Chaib admitted that because the incubation period for Ebola is 21 days, someone infected but not yet exhibiting symptoms would be allowed to travel.
But she insisted any such case could be handled.
"If we have someone traveling who gets sick with Ebola only after they arrive at their destination, there are many countries that have adequate health facilities to treat the Ebola case locally and to track those the sick person may have infected by contact after arriving in the destination country," she said.
She pointed to Nigeria, where there is a single chain of transmission traced to a man who brought the disease via an international air flight from Liberia and contacted others in Nigeria.
“This is good news in that no second chain of transmission has been found so far in Nigeria," she said.
However, the physician coordinating the United Nations response to the outbreak, Dr. David Nabarro, contends suspending flights to West Africa has hindered international efforts to combat the virus.
“The understandable decisions made by certain airlines to cease flights serving Freetown, Monrovia and Conakry has had an enormous impact on the capacity of the United Nations to transport health workers and equipment,” Nabarro said Wednesday, the Paris paper Le Monde reported.

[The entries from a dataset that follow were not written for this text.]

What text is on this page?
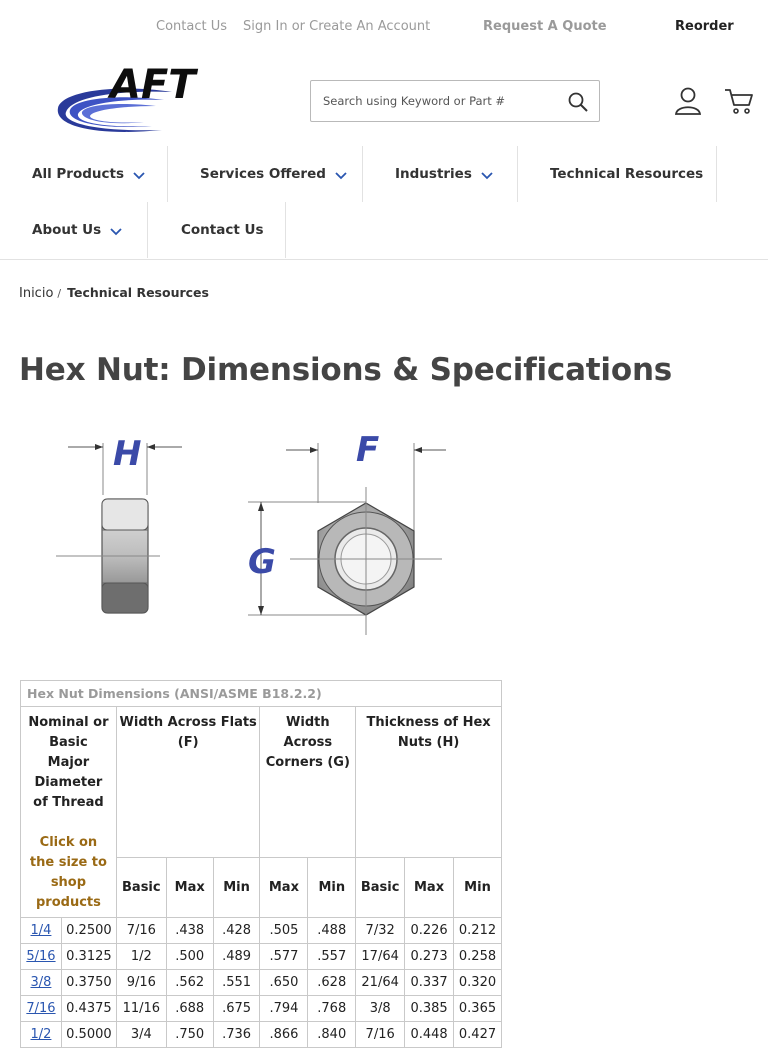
Contact Us Sign In or Create An Account	Request A Quote	Reorder
AFT
Search using Keyword or Part #
All Products	Services Offered	Industries	Technical Resources
About Us	Contact Us
Inicio / Technical Resources
Hex Nut: Dimensions & Specifications
H	F
G
Hex Nut Dimensions (ANSI/ASME B18.2.2)									
Nominal or Basic Major Diameter of Thread
Click on the size to shop products		Width Across Flats (F)			Width Across Corners (G)		Thickness of Hex Nuts (H)		
		Basic	Max	Min	Max	Min	Basic	Max	Min
1/4	0.2500	7/16	.438	.428	.505	.488	7/32	0.226	0.212
5/16	0.3125	1/2	.500	.489	.577	.557	17/64	0.273	0.258
3/8	0.3750	9/16	.562	.551	.650	.628	21/64	0.337	0.320
7/16	0.4375	11/16	.688	.675	.794	.768	3/8	0.385	0.365
1/2	0.5000	3/4	.750	.736	.866	.840	7/16	0.448	0.427
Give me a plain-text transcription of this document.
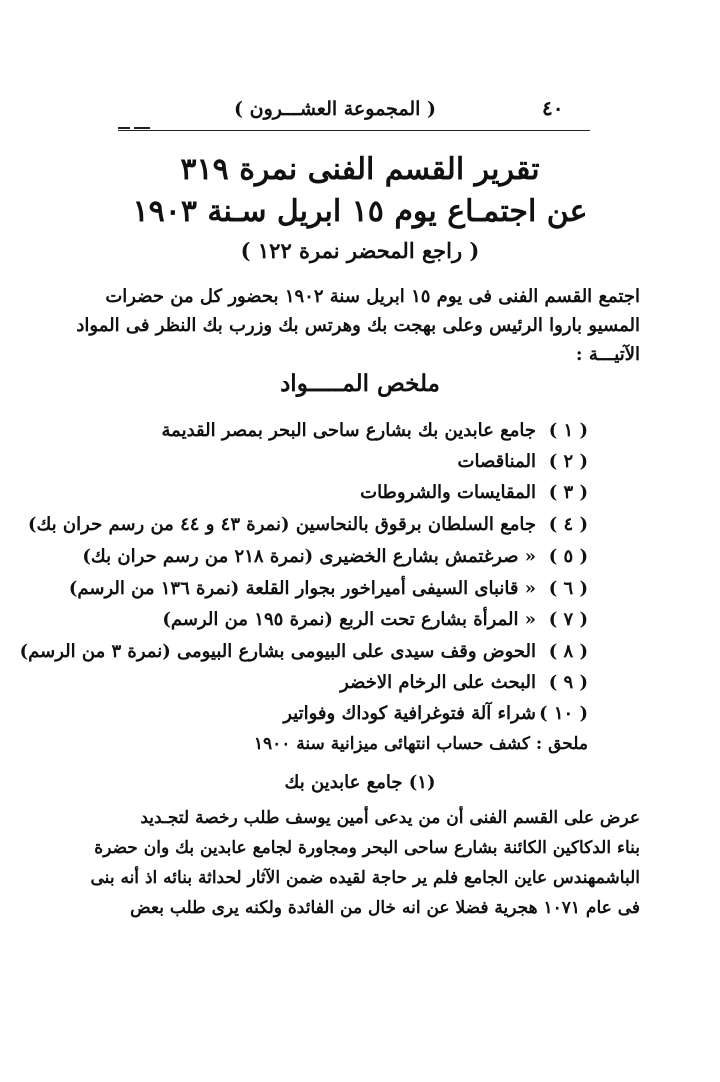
( المجموعة العشـــرون )	٤٠
تقرير القسم الفنى نمرة ٣١٩
عن اجتمـاع يوم ١٥ ابريل سـنة ١٩٠٣
( راجع المحضر نمرة ١٢٢ )
اجتمع القسم الفنى فى يوم ١٥ ابريل سنة ١٩٠٢ بحضور كل من حضرات
المسيو باروا الرئيس وعلى بهجت بك وهرتس بك وزرب بك النظر فى المواد
الآتيـــة :
ملخص المـــــواد
( ١ )
جامع عابدين بك بشارع ساحى البحر بمصر القديمة
( ٢ )
المناقصات
( ٣ )
المقايسات والشروطات
( ٤ )
جامع السلطان برقوق بالنحاسين (نمرة ٤٣ و ٤٤ من رسم حران بك)
( ٥ )
« صرغتمش بشارع الخضيرى (نمرة ٢١٨ من رسم حران بك)
( ٦ )
« قانباى السيفى أميراخور بجوار القلعة (نمرة ١٣٦ من الرسم)
( ٧ )
« المرأة بشارع تحت الربع (نمرة ١٩٥ من الرسم)
( ٨ )
الحوض وقف سيدى على البيومى بشارع البيومى (نمرة ٣ من الرسم)
( ٩ )
البحث على الرخام الاخضر
( ١٠ )
شراء آلة فتوغرافية كوداك وفواتير
ملحق : كشف حساب انتهائى ميزانية سنة ١٩٠٠
(١) جامع عابدين بك
عرض على القسم الفنى أن من يدعى أمين يوسف طلب رخصة لتجـديد
بناء الدكاكين الكائنة بشارع ساحى البحر ومجاورة لجامع عابدين بك وان حضرة
الباشمهندس عاين الجامع فلم ير حاجة لقيده ضمن الآثار لحداثة بنائه اذ أنه بنى
فى عام ١٠٧١ هجرية فضلا عن انه خال من الفائدة ولكنه يرى طلب بعض
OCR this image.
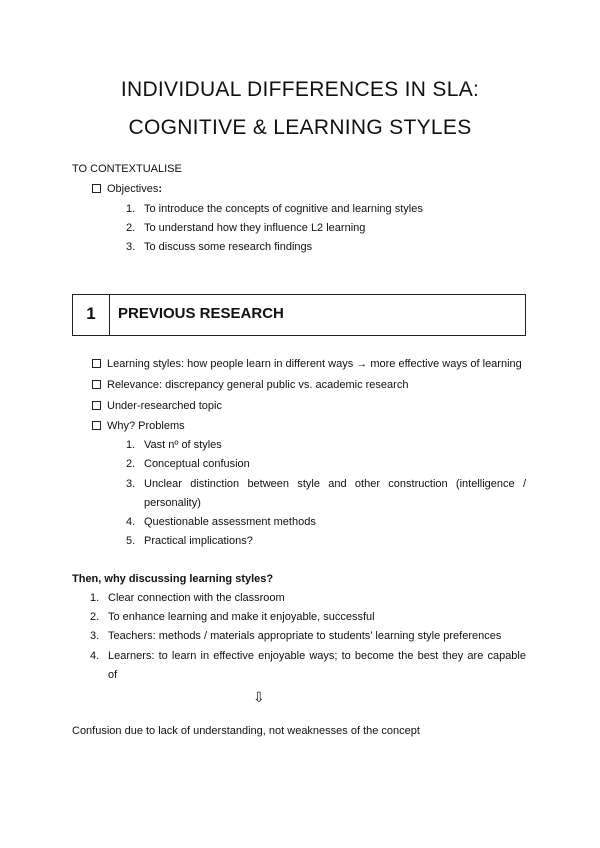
INDIVIDUAL DIFFERENCES IN SLA:
COGNITIVE & LEARNING STYLES
TO CONTEXTUALISE
Objectives:
1. To introduce the concepts of cognitive and learning styles
2. To understand how they influence L2 learning
3. To discuss some research findings
1	PREVIOUS RESEARCH
Learning styles: how people learn in different ways → more effective ways of learning
Relevance: discrepancy general public vs. academic research
Under-researched topic
Why? Problems
1. Vast nº of styles
2. Conceptual confusion
3. Unclear distinction between style and other construction (intelligence /
personality)
4. Questionable assessment methods
5. Practical implications?
Then, why discussing learning styles?
1. Clear connection with the classroom
2. To enhance learning and make it enjoyable, successful
3. Teachers: methods / materials appropriate to students’ learning style preferences
4. Learners: to learn in effective enjoyable ways; to become the best they are capable
of
⇩
Confusion due to lack of understanding, not weaknesses of the concept
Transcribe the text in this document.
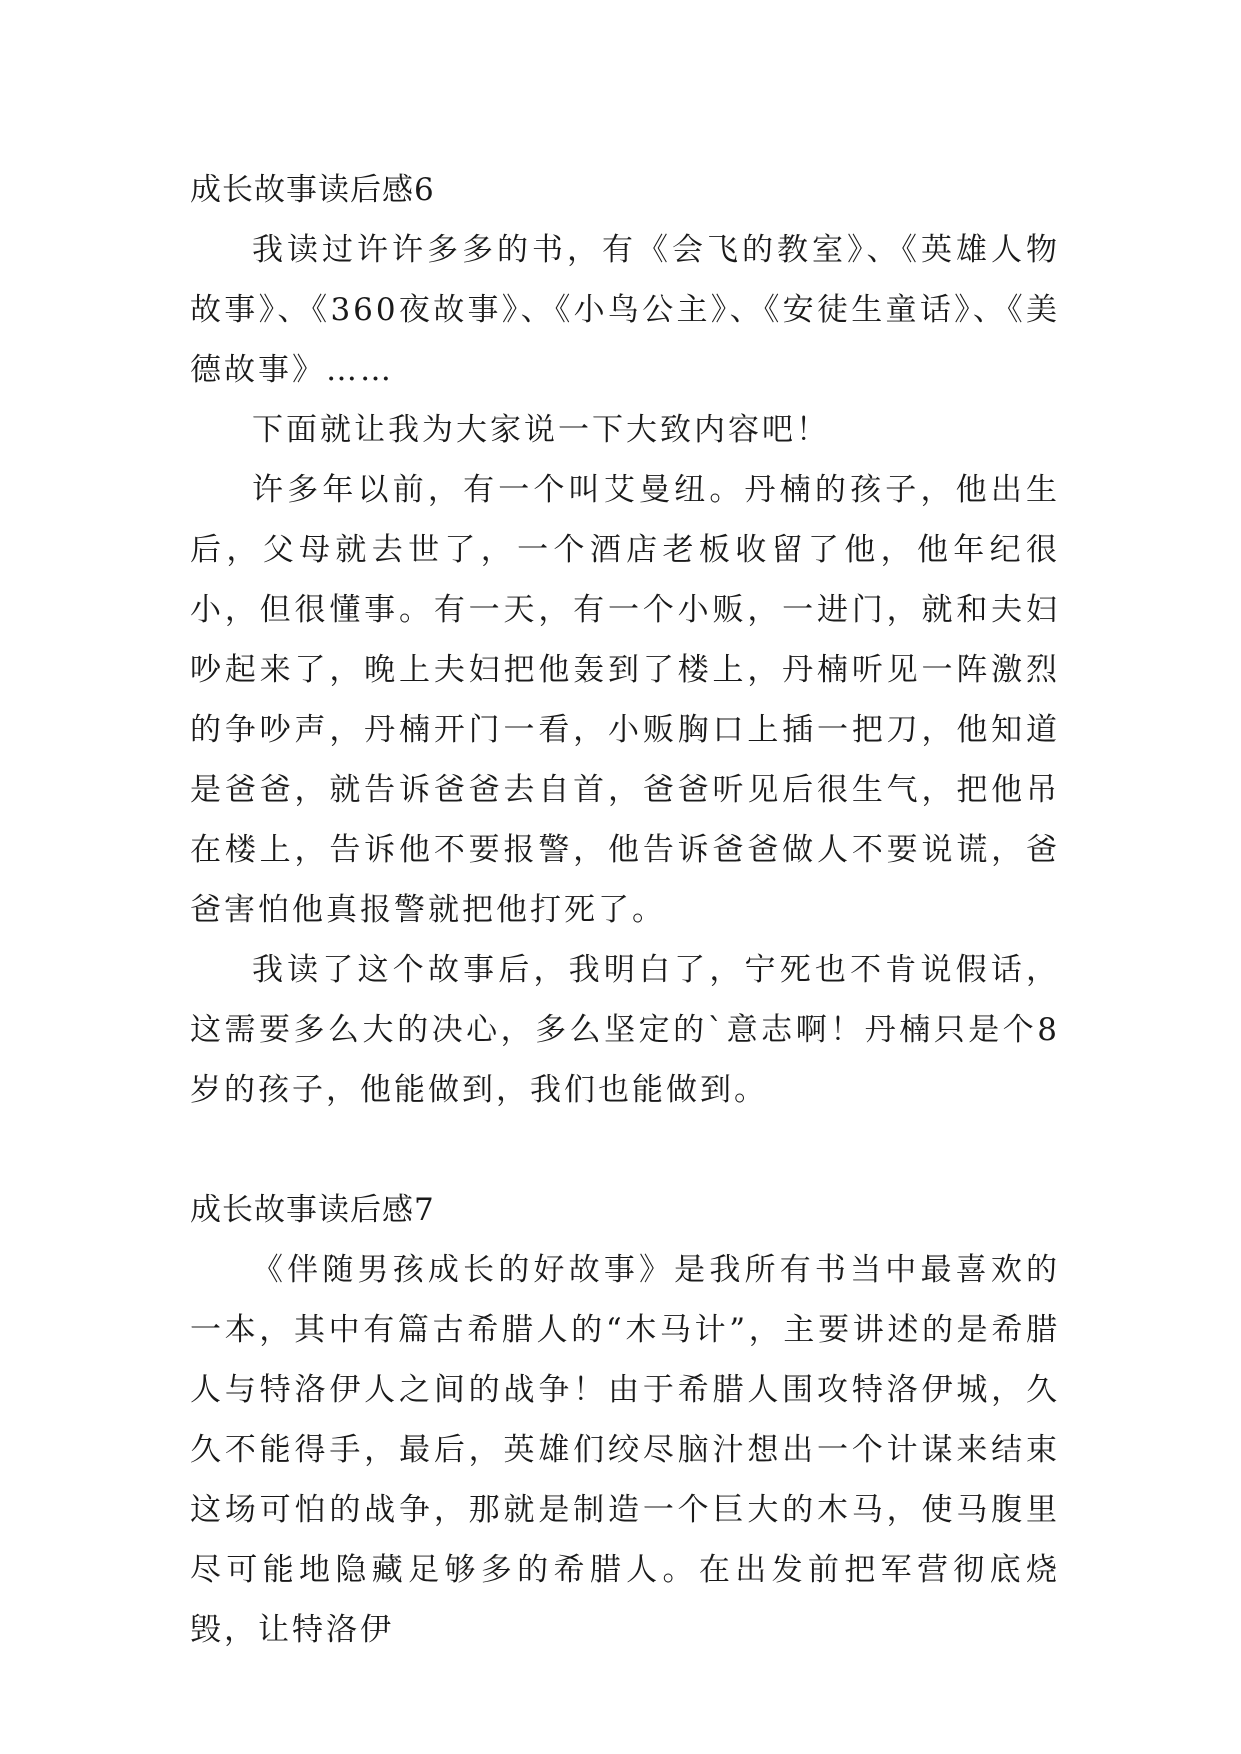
成长故事读后感6

我读过许许多多的书，有《会飞的教室》、《英雄人物故事》、《360夜故事》、《小鸟公主》、《安徒生童话》、《美德故事》……

下面就让我为大家说一下大致内容吧！

许多年以前，有一个叫艾曼纽。丹楠的孩子，他出生后，父母就去世了，一个酒店老板收留了他，他年纪很小，但很懂事。有一天，有一个小贩，一进门，就和夫妇吵起来了，晚上夫妇把他轰到了楼上，丹楠听见一阵激烈的争吵声，丹楠开门一看，小贩胸口上插一把刀，他知道是爸爸，就告诉爸爸去自首，爸爸听见后很生气，把他吊在楼上，告诉他不要报警，他告诉爸爸做人不要说谎，爸爸害怕他真报警就把他打死了。

我读了这个故事后，我明白了，宁死也不肯说假话，这需要多么大的决心，多么坚定的`意志啊！丹楠只是个8岁的孩子，他能做到，我们也能做到。

成长故事读后感7

《伴随男孩成长的好故事》是我所有书当中最喜欢的一本，其中有篇古希腊人的“木马计”，主要讲述的是希腊人与特洛伊人之间的战争！由于希腊人围攻特洛伊城，久久不能得手，最后，英雄们绞尽脑汁想出一个计谋来结束这场可怕的战争，那就是制造一个巨大的木马，使马腹里尽可能地隐藏足够多的希腊人。在出发前把军营彻底烧毁，让特洛伊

WND reported Tuesday the WHO has scheduled a closed-door conference with some 100 health care experts to consider alternative medical treatments and experimental drugs available for treating Ebola and make recommendations.
The Japanese company Toyama Chemical, a pharmaceutical subsidiary of the photo giant Fujifilm, already has promised to deliver to the WHO at no cost a quantity of the experimental drug Favipiravir. Fujifilm is in talks with the U.S. Food and Drug administration through a U.S. partner, Boston-based MediVector, to clinically test the drug in the U.S, the Associated Press reported Monday.